Oholah and Oholibah

In the Hebrew Bible, Oholah (אהלה) and Oholibah (אהליבה) (or: Aholah and Aholibah) are pejorative names given by the prophet Ezekiel to the Kingdom of Israel and Judah, respectively. They appear in the Book of Ezekiel, chapter 23.

There is a pun in these names in the Hebrew. Oholah means "her tent", and Oholibah means "my tent is in her". Ezekiel's rhetoric portrays Oholah and Oholibah, or Samaria and Jerusalem, as the daughters of one mother. Both are said to be "brides of God", and both are guilty of idolatry and of religious and political alliances with Gentile nations. These kingdoms are described as prostitutes and adulteresses, given up to the abominations and idolatries of the Egyptians and Assyrians. Because of Oholah's crimes, she was carried away captive, and ceased to be a kingdom. (Comp. Psalm 78:67-69; 1 Kings 12:25-33; 2 Chr 11:13-16.)
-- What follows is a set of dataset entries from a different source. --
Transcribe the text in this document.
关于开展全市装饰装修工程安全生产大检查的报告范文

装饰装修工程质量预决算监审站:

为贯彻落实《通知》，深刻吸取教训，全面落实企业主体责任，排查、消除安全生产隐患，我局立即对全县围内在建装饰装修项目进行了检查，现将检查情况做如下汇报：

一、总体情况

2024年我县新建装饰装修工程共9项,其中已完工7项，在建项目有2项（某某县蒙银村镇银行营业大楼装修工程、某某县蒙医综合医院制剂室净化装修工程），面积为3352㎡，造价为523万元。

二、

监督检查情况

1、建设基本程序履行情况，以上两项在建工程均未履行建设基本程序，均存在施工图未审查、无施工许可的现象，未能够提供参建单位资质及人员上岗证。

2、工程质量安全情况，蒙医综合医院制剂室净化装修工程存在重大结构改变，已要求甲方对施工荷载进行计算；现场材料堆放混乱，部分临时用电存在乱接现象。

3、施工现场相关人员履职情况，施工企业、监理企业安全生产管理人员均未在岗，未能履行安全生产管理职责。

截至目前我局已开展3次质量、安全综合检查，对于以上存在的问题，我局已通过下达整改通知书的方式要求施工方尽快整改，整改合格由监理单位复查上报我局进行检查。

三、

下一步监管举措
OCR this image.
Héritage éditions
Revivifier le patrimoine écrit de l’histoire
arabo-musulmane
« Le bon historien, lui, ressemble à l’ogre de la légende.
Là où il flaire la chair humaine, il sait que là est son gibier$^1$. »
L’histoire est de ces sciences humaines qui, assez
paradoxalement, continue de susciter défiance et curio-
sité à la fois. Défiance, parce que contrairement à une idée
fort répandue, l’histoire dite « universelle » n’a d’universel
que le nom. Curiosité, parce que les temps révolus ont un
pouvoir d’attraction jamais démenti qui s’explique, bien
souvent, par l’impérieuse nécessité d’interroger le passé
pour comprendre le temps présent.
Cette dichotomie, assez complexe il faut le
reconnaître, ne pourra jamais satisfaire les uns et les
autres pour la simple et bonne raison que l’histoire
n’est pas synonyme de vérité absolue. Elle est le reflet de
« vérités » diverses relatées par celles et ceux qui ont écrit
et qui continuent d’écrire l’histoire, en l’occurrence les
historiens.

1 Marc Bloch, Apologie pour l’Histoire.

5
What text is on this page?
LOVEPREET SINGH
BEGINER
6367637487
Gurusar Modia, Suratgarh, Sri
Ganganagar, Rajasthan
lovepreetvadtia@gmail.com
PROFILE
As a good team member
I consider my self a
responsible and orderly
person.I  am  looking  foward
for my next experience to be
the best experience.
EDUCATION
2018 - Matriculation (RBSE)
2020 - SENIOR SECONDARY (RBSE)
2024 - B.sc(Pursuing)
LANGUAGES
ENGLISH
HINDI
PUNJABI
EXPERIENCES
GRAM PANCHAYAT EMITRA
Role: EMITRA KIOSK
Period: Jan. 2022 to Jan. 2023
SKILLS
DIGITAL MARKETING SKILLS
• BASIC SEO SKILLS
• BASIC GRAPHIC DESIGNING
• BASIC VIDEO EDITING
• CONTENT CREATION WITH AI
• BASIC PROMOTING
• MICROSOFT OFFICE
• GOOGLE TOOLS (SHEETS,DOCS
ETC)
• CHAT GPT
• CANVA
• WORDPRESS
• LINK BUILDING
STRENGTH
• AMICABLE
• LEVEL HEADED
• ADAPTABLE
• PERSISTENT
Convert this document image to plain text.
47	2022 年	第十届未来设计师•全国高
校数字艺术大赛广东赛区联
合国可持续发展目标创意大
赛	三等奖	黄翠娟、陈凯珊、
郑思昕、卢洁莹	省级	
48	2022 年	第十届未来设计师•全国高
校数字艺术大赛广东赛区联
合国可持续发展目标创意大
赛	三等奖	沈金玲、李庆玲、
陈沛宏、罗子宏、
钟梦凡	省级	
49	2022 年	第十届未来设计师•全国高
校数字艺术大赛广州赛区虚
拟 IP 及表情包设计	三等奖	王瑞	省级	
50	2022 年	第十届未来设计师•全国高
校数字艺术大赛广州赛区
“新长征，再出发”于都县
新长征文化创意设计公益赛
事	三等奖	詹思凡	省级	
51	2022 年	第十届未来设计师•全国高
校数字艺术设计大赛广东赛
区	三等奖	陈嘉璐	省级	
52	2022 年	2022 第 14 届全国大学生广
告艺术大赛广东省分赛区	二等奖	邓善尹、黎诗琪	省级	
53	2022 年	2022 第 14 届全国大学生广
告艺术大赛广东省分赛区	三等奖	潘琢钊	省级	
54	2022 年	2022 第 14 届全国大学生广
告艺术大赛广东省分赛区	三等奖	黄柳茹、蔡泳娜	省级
The Hebrew prophets frequently compared the sin of idolatry to the sin of adultery, in a frequently reappearing rhetorical figure. Ezekiel's rhetoric directed against these two allegorical figures is more vivid than most:

There she lusted after her lovers, whose genitals were like those of donkeys and whose emission was like that of horses.
So you longed for the lewdness of your youth, when in Egypt your bosom was caressed and your young breasts fondled.
(Ezekiel 23:20-21)

A very similar and equally vivid allegory is directed at the city of Jerusalem itself in Ezekiel 16.

Another good example of this allegorical comparison is found in the Book of Hosea.

For their mother has played the whore; she who conceived them has acted shamefully.
For she said, "I will go after my lovers; they give me my bread and my water, my wool
and my flax, my oil and my drink." Hosea 2:5

Again, the language is vivid, but it strikingly directs the reader to the issue the prophet has in mind--namely the breaking of a covenantal relationship by repeatedly engaging in the sin of idolatry. The prophets Ezekiel and Hosea saw idol worship and ritual impurity as Israel's primary sin.